Daniel Hallinan - Presenter, Florida State University
Michael Patrick Blatt, FAMU-FSU College of Engineering
Kyoungmin Kim, Florida State University
In the quest for solid-state batteries, salt-containing block copolymers (BCPs), such as polystyrene-b-poly(ethylene oxide) (PS-PEO) and lithium salt, have been widely studied. Despite efforts, there remains no model that can quantitatively predict properties like degree of crystallinity or ionic conductivity in BCP electrolytes. In this work, we revisit effective medium theory, which has been proposed to capture the complex relationship between volume fraction and ion transport properties. This work studies 3 unique morphologies: spheres, cylinders, and lamella, with either PS or PEO majority, for a total of 6 different cases. Although effective medium theory reproduces qualitative tends of ionic conductivity, quantitative prediction is quite poor. Therefore, we posed the hypothesis that geometric features alone are insufficient, but that PS proximity modifies the dynamics in the ionically conductive PEO microdomains.

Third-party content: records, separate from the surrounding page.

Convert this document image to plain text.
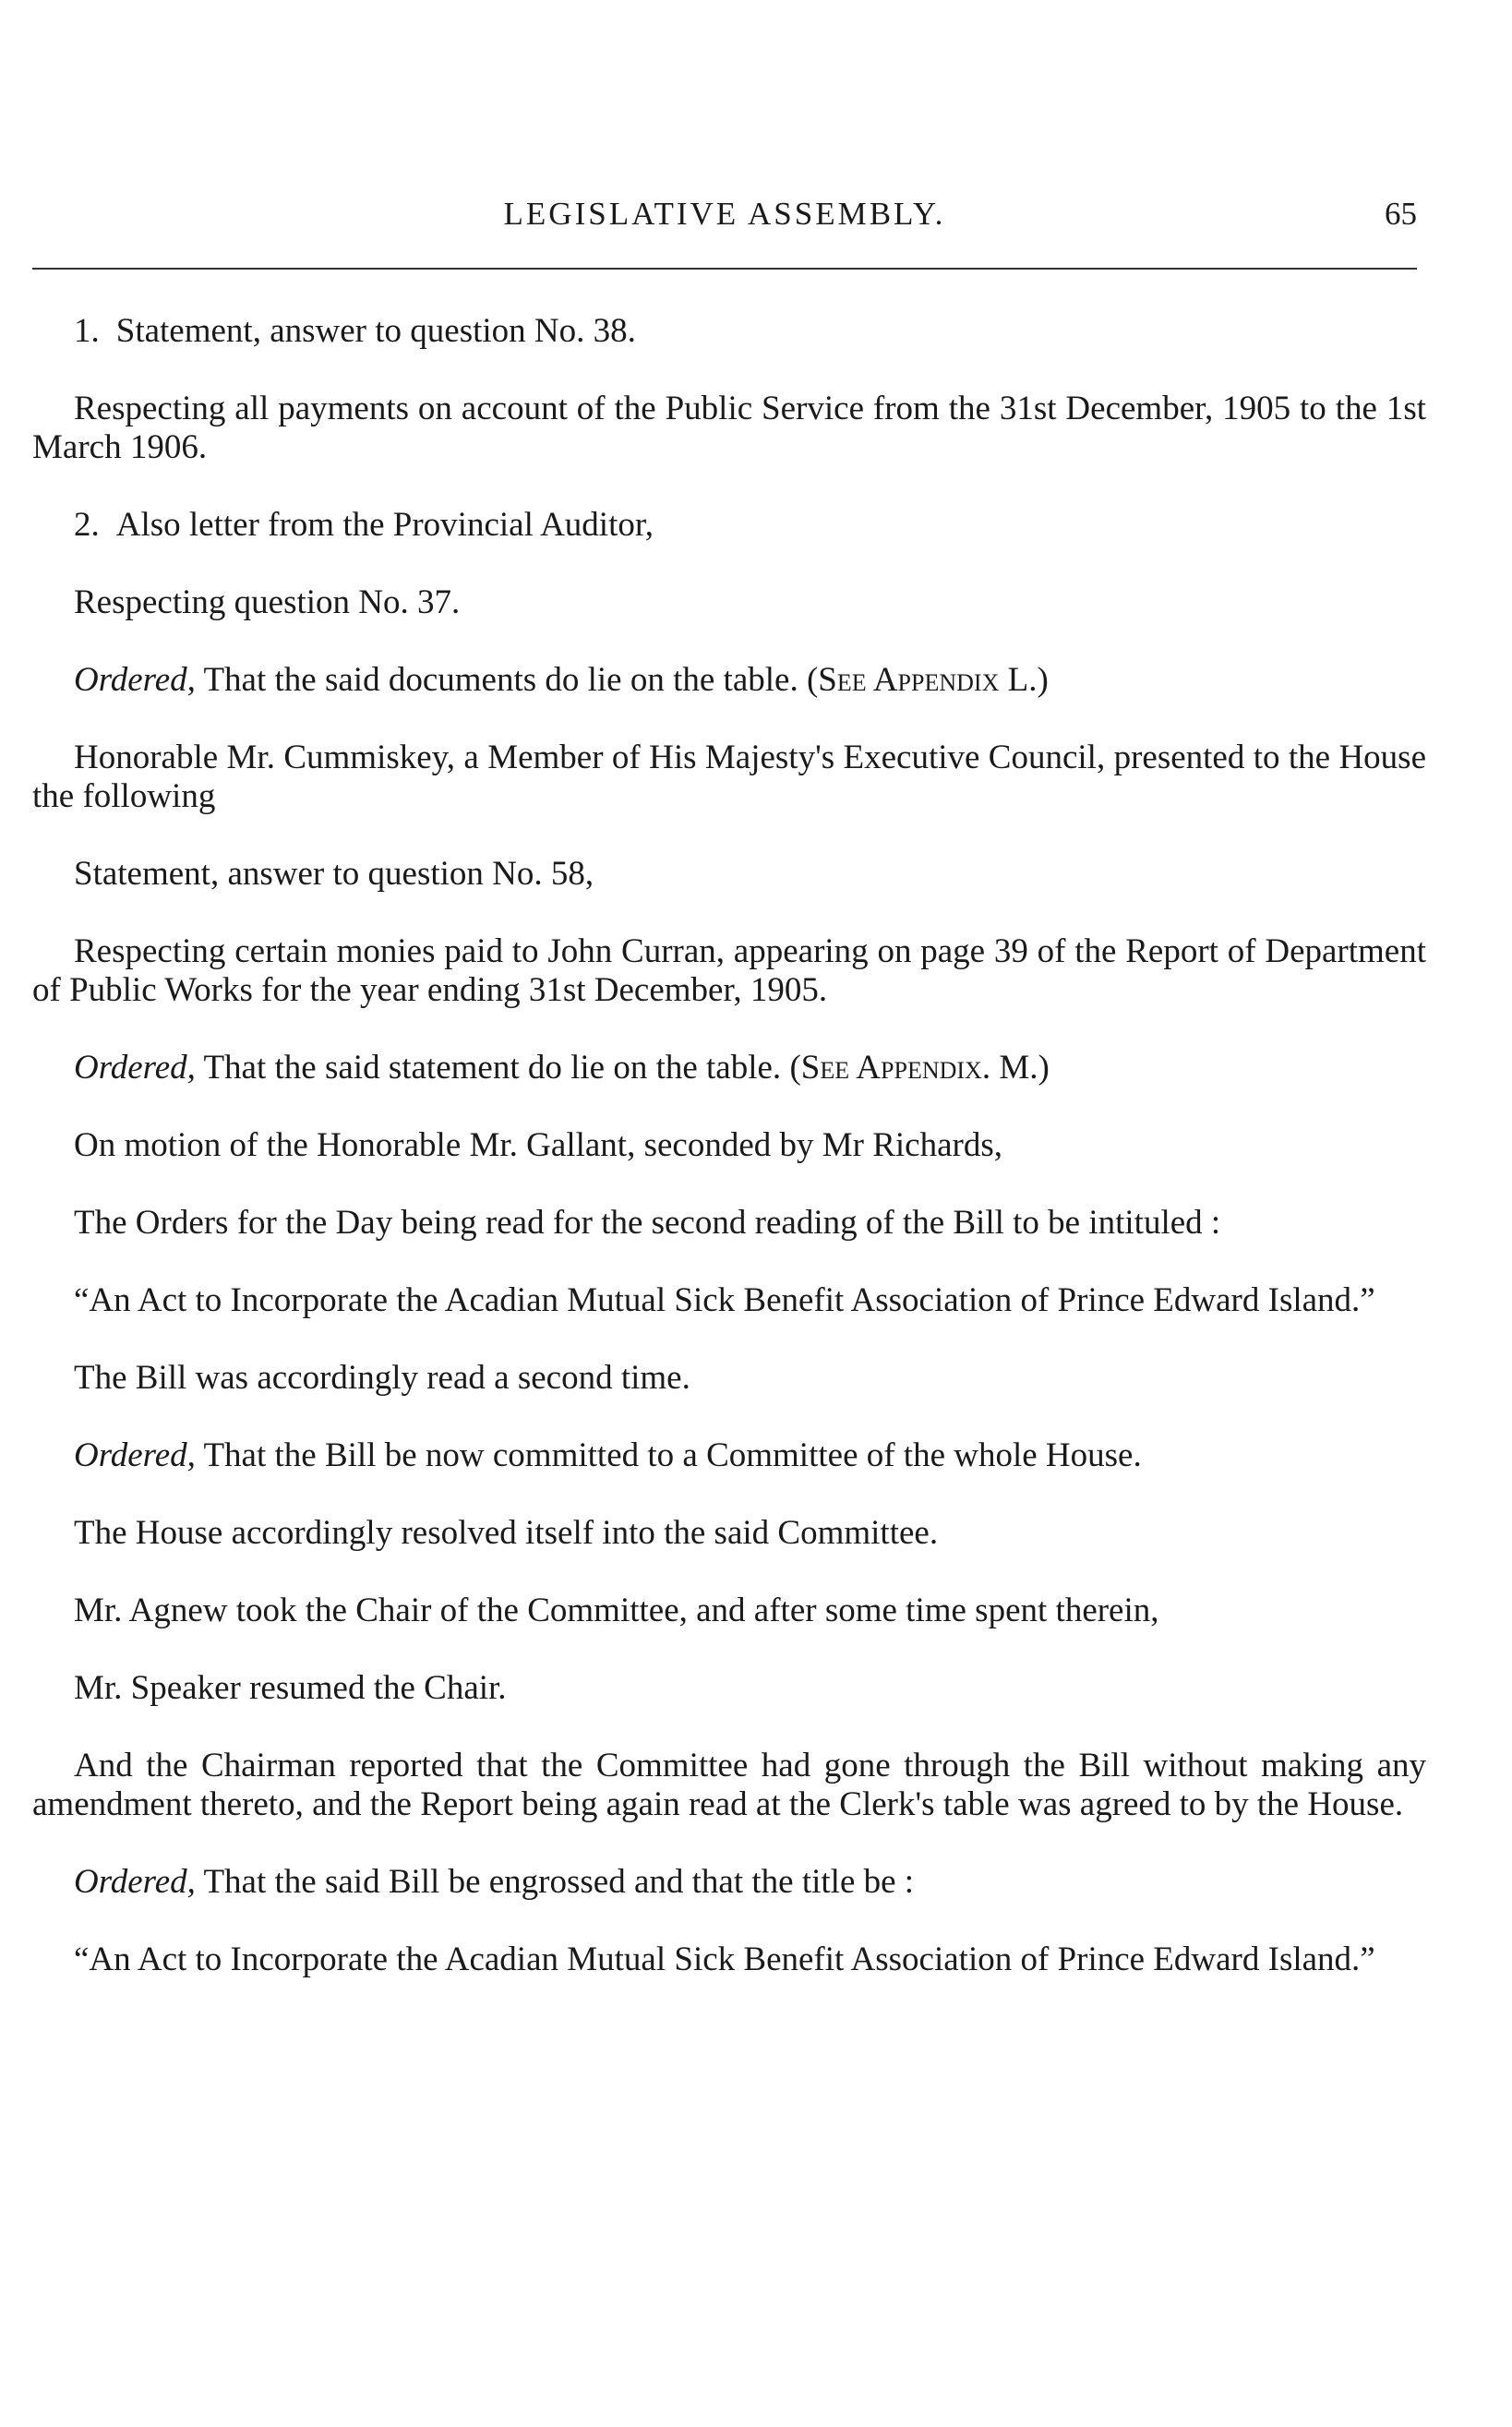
LEGISLATIVE ASSEMBLY.	65

1. Statement, answer to question No. 38.

Respecting all payments on account of the Public Service from the 31st December, 1905 to the 1st March 1906.

2. Also letter from the Provincial Auditor,

Respecting question No. 37.

Ordered, That the said documents do lie on the table. (See Appendix L.)

Honorable Mr. Cummiskey, a Member of His Majesty's Executive Council, presented to the House the following

Statement, answer to question No. 58,

Respecting certain monies paid to John Curran, appearing on page 39 of the Report of Department of Public Works for the year ending 31st December, 1905.

Ordered, That the said statement do lie on the table. (See Appendix. M.)

On motion of the Honorable Mr. Gallant, seconded by Mr Richards,

The Orders for the Day being read for the second reading of the Bill to be intituled :

“An Act to Incorporate the Acadian Mutual Sick Benefit Association of Prince Edward Island.”

The Bill was accordingly read a second time.

Ordered, That the Bill be now committed to a Committee of the whole House.

The House accordingly resolved itself into the said Committee.

Mr. Agnew took the Chair of the Committee, and after some time spent therein,

Mr. Speaker resumed the Chair.

And the Chairman reported that the Committee had gone through the Bill without making any amendment thereto, and the Report being again read at the Clerk's table was agreed to by the House.

Ordered, That the said Bill be engrossed and that the title be :

“An Act to Incorporate the Acadian Mutual Sick Benefit Association of Prince Edward Island.”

In order to evaluate this hypothesis, a confinement length was introduced and defined as the shortest distance between two non-conductive PS microdomains. Larger confinement lengths thus correspond to less confined conductive domains at the bottleneck in transport/minimum spacing for crystallization. It was found that increasing confinement length allows the PEO phase to act more similarly to neat PEO. This is most clearly evidenced by the exponential dependence of degree of crystallinity of the neat BCPs on confinement length, with conductivity exhibiting a similar relationship. As confinement length is a function of domain size, molecular weight and processing methods that impact domain size are just as important to consider as the volume fraction of each block.